Robinson’s latest well-researched novel exposes the fundamental flaws in one of science fiction’s most beloved tropes: the multigenerational space ark traveling at sub–light speed to colonize a planet around a distant star.
In the 26th century, a ship departs our solar system, bound for the Tau Ceti system and carrying 2,000 humans who live within a series of miniecosystems. Nearly 200 years later, the descendants of the original crew are preparing to reach their destination—and it’s none too soon, because the detrimental aspects of living in a closed (but leaking) system without recourse to fresh chemical, biological, and material supplies have begun to multiply. The ship and the biomes within it (including the people living there) are breaking down. Unfortunately, it soon becomes apparent that the planets and satellites of Tau Ceti may not be suitable for colonization. Science fiction from previous decades has nearly always assumed that humanity’s spreading out among the stars was not only possible, it was probable or maybe even inevitable. Current scientific research, as well as prevailing social, political, and economic conditions, makes that seem less sure. Again, most SF imagines we’ll be able to overcome those challenges over the centuries; Robinson (Shaman, 2013, etc.) builds a fairly convincing case that we might not and vividly describes the biological and psychological damage that long-term space travel might cause.

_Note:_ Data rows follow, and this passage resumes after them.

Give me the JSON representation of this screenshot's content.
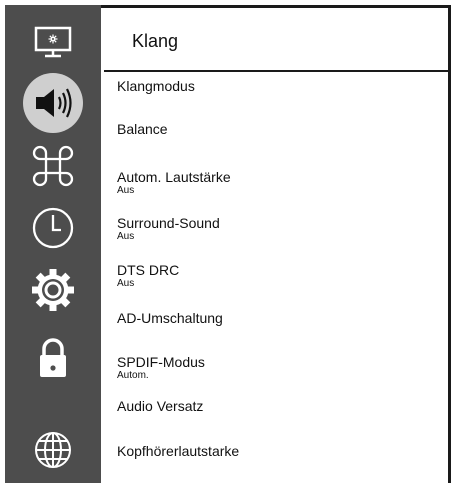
{
  "sidebar": {
    "items": [
      {
        "icon": "picture-settings-icon"
      },
      {
        "icon": "speaker-icon",
        "active": true
      },
      {
        "icon": "command-key-icon"
      },
      {
        "icon": "clock-icon"
      },
      {
        "icon": "gear-icon"
      },
      {
        "icon": "lock-icon"
      },
      {
        "icon": "globe-icon"
      }
    ]
  },
  "header": {
    "title": "Klang"
  },
  "menu": {
    "items": [
      {
        "label": "Klangmodus"
      },
      {
        "label": "Balance"
      },
      {
        "label": "Autom. Lautstärke",
        "value": "Aus"
      },
      {
        "label": "Surround-Sound",
        "value": "Aus"
      },
      {
        "label": "DTS DRC",
        "value": "Aus"
      },
      {
        "label": "AD-Umschaltung"
      },
      {
        "label": "SPDIF-Modus",
        "value": "Autom."
      },
      {
        "label": "Audio Versatz"
      },
      {
        "label": "Kopfhörerlautstarke"
      }
    ]
  },
  "colors": {
    "sidebar": "#4d4d4d",
    "active_circle": "#cfcfcf",
    "icon": "#ffffff",
    "border": "#1a1a1a"
  }
}
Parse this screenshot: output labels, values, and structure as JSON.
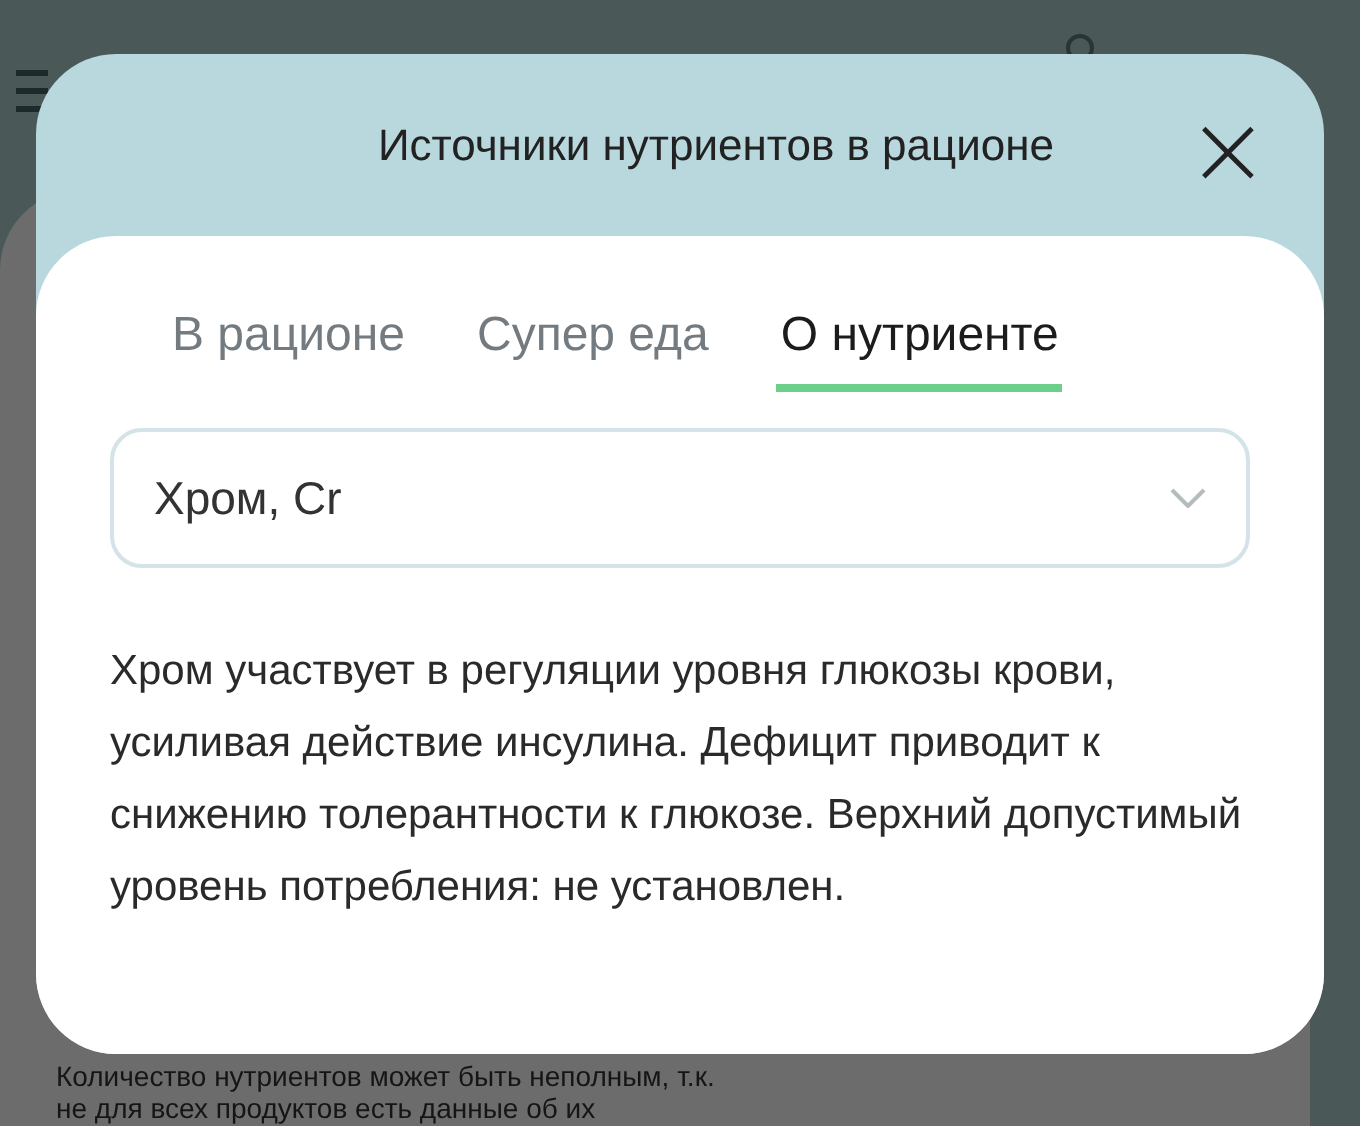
{
  "background": {
    "notice_lines": [
      "Количество нутриентов может быть неполным, т.к.",
      "не для всех продуктов есть данные об их"
    ]
  },
  "dialog": {
    "title": "Источники нутриентов в рационе",
    "close": "×"
  },
  "tabs": [
    {
      "label": "В рационе",
      "selected": false
    },
    {
      "label": "Супер еда",
      "selected": false
    },
    {
      "label": "О нутриенте",
      "selected": true
    }
  ],
  "nutrient_select": {
    "value": "Хром, Cr"
  },
  "description": "Хром участвует в регуляции уровня глюкозы крови, усиливая действие инсулина. Дефицит приводит к снижению толерантности к глюкозе. Верхний допустимый уровень потребления: не установлен."
}
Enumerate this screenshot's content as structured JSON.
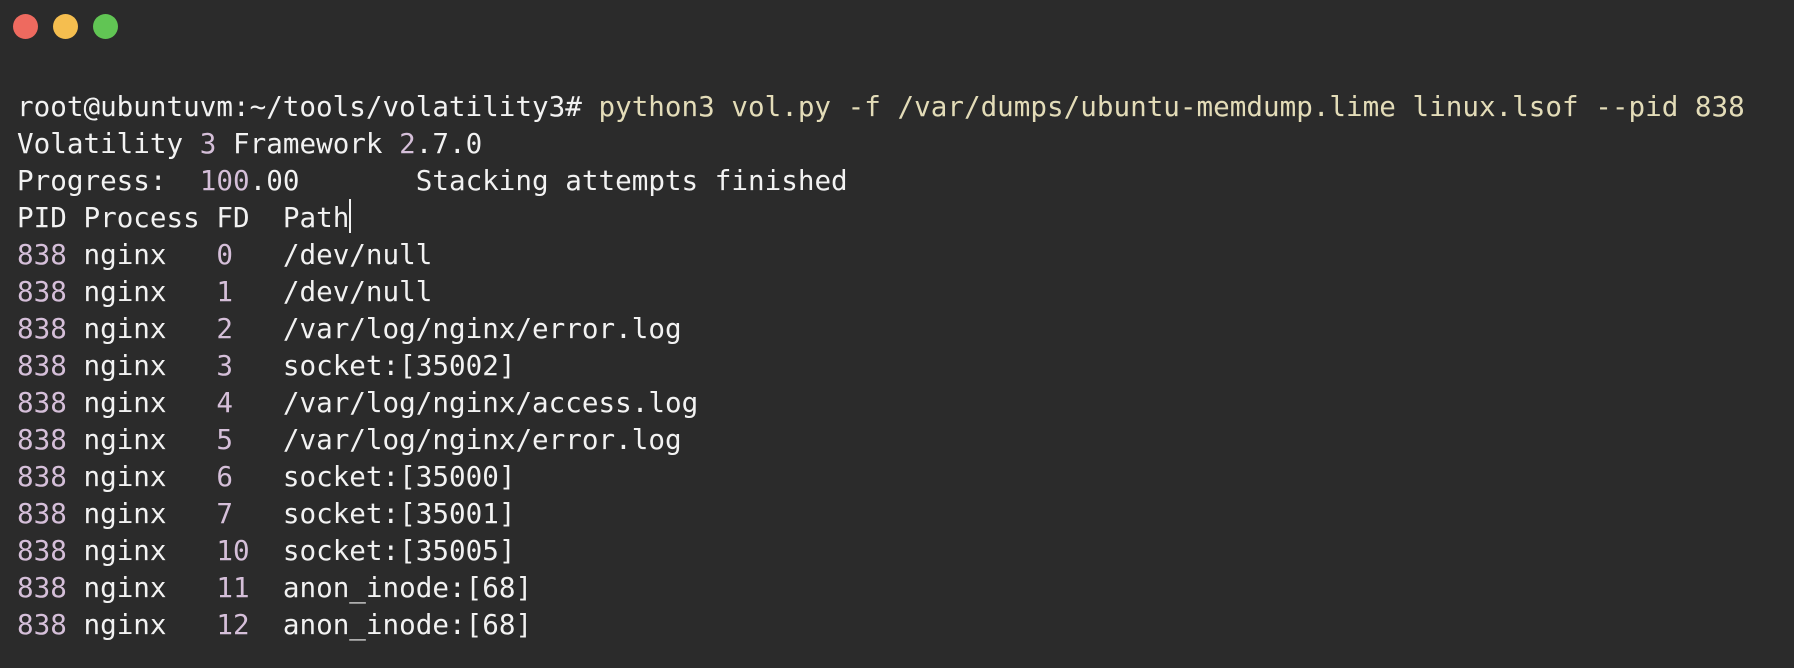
{
  "window": {
    "controls": [
      "close",
      "minimize",
      "maximize"
    ]
  },
  "prompt": "root@ubuntuvm:~/tools/volatility3#",
  "command": "python3 vol.py -f /var/dumps/ubuntu-memdump.lime linux.lsof --pid 838",
  "banner": {
    "name": "Volatility",
    "version_major": "3",
    "framework": "Framework",
    "version": "2.7.0"
  },
  "progress": {
    "label": "Progress:",
    "value": "100.00",
    "status": "Stacking attempts finished"
  },
  "table": {
    "headers": [
      "PID",
      "Process",
      "FD",
      "Path"
    ],
    "rows": [
      {
        "pid": "838",
        "process": "nginx",
        "fd": "0",
        "path": "/dev/null"
      },
      {
        "pid": "838",
        "process": "nginx",
        "fd": "1",
        "path": "/dev/null"
      },
      {
        "pid": "838",
        "process": "nginx",
        "fd": "2",
        "path": "/var/log/nginx/error.log"
      },
      {
        "pid": "838",
        "process": "nginx",
        "fd": "3",
        "path": "socket:[35002]"
      },
      {
        "pid": "838",
        "process": "nginx",
        "fd": "4",
        "path": "/var/log/nginx/access.log"
      },
      {
        "pid": "838",
        "process": "nginx",
        "fd": "5",
        "path": "/var/log/nginx/error.log"
      },
      {
        "pid": "838",
        "process": "nginx",
        "fd": "6",
        "path": "socket:[35000]"
      },
      {
        "pid": "838",
        "process": "nginx",
        "fd": "7",
        "path": "socket:[35001]"
      },
      {
        "pid": "838",
        "process": "nginx",
        "fd": "10",
        "path": "socket:[35005]"
      },
      {
        "pid": "838",
        "process": "nginx",
        "fd": "11",
        "path": "anon_inode:[68]"
      },
      {
        "pid": "838",
        "process": "nginx",
        "fd": "12",
        "path": "anon_inode:[68]"
      }
    ]
  },
  "colors": {
    "background": "#2b2b2b",
    "text": "#f2f2f2",
    "command": "#e3dcb8",
    "number": "#d5bfd9"
  }
}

Allowing the ship’s artificial intelligence to serve as the novel’s primary omniscient narrator gives Robinson the excuse to deliver a multitude of mini science lectures (which do border on the pedantic at times, a frequent hazard of hard SF). It would have been nice if, among all the detailed explanation, the author had explained why the starship has no formal command structure (no captain, no navigator, no formally titled chief engineer).
A compelling (if depressing) argument against those who still dream of an interstellar manifest destiny.